Mexican production may be near peak

Sam Fletcher
Senior Writer

Current crude production in Mexico, the largest source of foreign oil for the US market, appears "at the very least" stagnant and may be close to peaking, analysts in the Houston office of Raymond James & Associates Inc. reported June 13.

"The month-to-month volatility hides the fact that, on a 12-month moving average basis, it looks like Mexican oil production may have already peaked," they said. That doesn't imply "a dramatic fall in output anytime soon," the analysts said, "but it does indicate that the growth rates of 1999-2002 have slowed down meaningfully, if not disappearing outright." They project Mexican production will post modest annual declines in 2005 and 2006 for the first time since the late 1990s. "Even if production is flat, that would still provide strong evidence that the No. 1 source of foreign oil to the US is close to peaking," they said.

Since Mexico produces 4% of the world's total oil, a peak and eventual decline in its production would have major consequences for global supplies, driving up prices.

Western Hemisphere supplies
"Contrary to conventional wisdom, the Middle East is a relatively minor source of US oil imports," the analysts noted.
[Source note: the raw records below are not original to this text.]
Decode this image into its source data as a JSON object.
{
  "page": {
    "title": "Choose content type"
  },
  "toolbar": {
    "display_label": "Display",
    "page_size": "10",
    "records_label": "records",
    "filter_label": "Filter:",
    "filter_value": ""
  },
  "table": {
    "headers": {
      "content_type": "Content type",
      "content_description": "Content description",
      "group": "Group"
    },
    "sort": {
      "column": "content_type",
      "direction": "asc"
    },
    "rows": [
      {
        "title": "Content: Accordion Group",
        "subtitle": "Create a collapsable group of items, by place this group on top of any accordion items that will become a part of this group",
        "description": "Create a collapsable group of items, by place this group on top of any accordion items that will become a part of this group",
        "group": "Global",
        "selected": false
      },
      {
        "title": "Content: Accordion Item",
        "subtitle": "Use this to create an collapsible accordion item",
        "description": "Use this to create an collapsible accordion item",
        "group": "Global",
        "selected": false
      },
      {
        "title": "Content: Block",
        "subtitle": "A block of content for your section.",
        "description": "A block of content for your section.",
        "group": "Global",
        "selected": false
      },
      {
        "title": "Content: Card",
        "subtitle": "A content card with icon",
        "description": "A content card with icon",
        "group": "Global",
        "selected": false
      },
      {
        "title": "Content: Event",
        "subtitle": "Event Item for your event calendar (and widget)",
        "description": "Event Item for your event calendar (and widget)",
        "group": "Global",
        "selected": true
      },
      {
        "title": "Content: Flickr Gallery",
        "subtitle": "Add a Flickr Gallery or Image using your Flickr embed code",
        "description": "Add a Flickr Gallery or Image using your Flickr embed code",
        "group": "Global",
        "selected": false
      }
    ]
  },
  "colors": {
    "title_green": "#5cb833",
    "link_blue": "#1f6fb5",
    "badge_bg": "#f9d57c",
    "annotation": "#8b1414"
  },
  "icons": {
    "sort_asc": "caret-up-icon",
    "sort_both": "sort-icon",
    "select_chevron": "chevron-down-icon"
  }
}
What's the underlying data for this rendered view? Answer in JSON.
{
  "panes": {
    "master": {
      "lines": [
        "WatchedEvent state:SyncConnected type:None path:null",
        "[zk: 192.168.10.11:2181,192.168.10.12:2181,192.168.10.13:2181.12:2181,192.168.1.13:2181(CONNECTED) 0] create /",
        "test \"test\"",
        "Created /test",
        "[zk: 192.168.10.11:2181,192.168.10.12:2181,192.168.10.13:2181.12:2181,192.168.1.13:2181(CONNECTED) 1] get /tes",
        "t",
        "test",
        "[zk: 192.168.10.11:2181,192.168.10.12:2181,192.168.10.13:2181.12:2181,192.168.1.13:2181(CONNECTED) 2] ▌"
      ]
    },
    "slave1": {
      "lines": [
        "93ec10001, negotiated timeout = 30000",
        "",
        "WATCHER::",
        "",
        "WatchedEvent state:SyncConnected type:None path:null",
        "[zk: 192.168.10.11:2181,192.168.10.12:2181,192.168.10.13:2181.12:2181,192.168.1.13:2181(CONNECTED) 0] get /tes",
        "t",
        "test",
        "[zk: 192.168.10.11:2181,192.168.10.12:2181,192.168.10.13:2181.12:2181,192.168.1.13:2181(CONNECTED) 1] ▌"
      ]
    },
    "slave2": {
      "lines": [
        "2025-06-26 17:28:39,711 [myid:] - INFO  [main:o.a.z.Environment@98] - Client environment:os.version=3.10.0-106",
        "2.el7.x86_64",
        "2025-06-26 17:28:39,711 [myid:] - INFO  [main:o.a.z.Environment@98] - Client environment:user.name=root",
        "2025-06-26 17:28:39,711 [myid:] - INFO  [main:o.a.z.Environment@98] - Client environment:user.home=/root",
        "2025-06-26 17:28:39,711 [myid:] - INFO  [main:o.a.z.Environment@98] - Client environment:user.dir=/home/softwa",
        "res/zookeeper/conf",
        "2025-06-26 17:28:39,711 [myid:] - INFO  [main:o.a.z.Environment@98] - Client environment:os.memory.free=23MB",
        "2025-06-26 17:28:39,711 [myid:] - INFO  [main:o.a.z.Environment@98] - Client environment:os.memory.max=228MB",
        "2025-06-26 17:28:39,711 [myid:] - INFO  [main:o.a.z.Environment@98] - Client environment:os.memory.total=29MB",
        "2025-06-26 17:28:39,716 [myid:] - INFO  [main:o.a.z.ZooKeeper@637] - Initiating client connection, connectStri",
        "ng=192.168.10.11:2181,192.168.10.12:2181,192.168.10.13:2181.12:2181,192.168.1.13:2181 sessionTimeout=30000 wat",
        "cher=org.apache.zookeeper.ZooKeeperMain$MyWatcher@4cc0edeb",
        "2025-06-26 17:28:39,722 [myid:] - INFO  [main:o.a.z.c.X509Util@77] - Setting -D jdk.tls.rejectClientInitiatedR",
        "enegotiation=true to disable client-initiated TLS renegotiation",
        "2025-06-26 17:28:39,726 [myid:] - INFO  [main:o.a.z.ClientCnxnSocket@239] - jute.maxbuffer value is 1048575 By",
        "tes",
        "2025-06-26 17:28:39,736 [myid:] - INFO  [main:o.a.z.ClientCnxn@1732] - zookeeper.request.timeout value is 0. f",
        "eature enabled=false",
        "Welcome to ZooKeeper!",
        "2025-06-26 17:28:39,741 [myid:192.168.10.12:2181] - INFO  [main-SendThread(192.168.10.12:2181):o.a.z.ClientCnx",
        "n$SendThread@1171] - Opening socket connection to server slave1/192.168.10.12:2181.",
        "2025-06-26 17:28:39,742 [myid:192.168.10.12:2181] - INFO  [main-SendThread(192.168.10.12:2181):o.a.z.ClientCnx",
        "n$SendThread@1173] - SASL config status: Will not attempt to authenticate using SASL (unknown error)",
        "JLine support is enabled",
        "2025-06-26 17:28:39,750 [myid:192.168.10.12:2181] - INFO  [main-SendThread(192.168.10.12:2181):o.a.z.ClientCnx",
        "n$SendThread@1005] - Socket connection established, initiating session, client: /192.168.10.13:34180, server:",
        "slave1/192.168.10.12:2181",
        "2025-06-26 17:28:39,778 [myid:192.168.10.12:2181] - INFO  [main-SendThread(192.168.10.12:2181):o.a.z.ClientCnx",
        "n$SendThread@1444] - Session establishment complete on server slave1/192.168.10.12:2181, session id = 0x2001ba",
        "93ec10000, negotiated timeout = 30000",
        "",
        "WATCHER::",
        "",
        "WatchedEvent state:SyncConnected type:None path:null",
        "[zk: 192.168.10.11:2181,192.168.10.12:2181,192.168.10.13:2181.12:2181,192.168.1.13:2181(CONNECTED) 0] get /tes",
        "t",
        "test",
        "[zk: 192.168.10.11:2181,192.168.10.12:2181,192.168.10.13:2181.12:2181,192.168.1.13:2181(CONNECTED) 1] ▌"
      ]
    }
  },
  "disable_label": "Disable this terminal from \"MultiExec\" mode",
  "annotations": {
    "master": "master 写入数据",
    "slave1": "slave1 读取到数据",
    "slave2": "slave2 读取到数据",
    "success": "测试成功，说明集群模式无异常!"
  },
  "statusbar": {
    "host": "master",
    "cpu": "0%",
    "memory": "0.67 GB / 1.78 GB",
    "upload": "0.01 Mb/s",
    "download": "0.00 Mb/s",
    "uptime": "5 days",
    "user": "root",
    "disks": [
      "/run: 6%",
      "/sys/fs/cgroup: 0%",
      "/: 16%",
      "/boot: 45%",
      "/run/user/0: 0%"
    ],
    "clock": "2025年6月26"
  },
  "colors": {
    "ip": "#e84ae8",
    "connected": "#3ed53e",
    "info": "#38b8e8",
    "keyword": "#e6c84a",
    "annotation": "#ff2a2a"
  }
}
Only Saudi Arabia ranked among the top five sources of imported crude through the last 12 months. Iraq was the only other Middle Eastern country among the top 10.

In March, Mexico sold 1.59 million b/d in the US market, or 16% of total US imports—slightly more than Saudi Arabia (1.55 million b/d) and Venezuela (1.32 million b/d).

"The US actually imports most of its oil from the Western Hemisphere, and three countries in particular: Canada, Mexico, and Venezuela. These three countries together provide roughly 45% of US oil imports," the analysts said. "By comparison, the entire Persian Gulf region accounts for only about 25%."

In the Western Hemisphere, Canada is a "bright spot," the Raymond James analysts said. "Canadian production has grown consistently every year since 1999, and the oil sands provide a massive resource to be developed over time. On the other hand, the Venezuelan oil industry, given the volatile political situation and rising tax burden, is in rough shape, with production still not fully recovering from the 2002-03 strike by the national oil company [Petroleos de Venezuela SA (PDVSA)]."

Mexican outlook
While Mexican production rose annually in 1999-2004, the increase last year was negligible—only 12,000 b/d, or under 0.4%.

Production in the first 3 months of 2005 is flat month to month.

"This suggests to us that Mexican production is on the verge of peaking within just a few years, if it hasn't already," said the Raymond James analysts. They listed several reasons for slower growth in Mexican production:

-- Most of Mexico's oil is produced offshore and is characterized by steep decline rates. "This is as true of the Gulf of Mexico (both the US and Mexican sectors) as it is of the Bay of Campeche in southeastern Mexico, which accounts for two-thirds the country's production," the analysts said.

-- Mexico's Cantarell oil field, the largest in the Western Hemisphere and the second largest in the world measured by daily production, is expected to peak this year. Located in the Bay of Campeche, Cantarell produces roughly 2 million b/d, "meaning it pumps over half of all Mexican oil and 3% of global supply," said the analysts. "Once this mature field peaks, it is going to be virtually impossible for the rest of Mexican production to offset the declines."

-- Foreign investment in the upstream operations has been constitutionally prohibited since Petroleos Mexicanos (Pemex) was formed in 1938.

-- The tax burden on Pemex remains high "to make sure that the oil industry provides revenue for the Mexican government." A third of the federal budget comes from taxes on Pemex.

"At this point, it is too early to tell whether Mexican oil production has already set an all-time peak, but based on the last 2 years of data, it seems that the peak is fast approaching, if not already here," the analysts said. "Of course, oil is fungible, and what ultimately matters for prices is global production, not that of a single country. Still, in conjunction with other non-OPEC producers having peaked long ago (US, Britain, Norway, etc.) and others that are currently experiencing production growth slowdowns (Russia and Venezuela being the most important), the Mexican slowdown takes on additional importance. Because this serves to increase non-OPEC supply growth, we look at it as a bullish stimulus for oil prices over the next several years and beyond."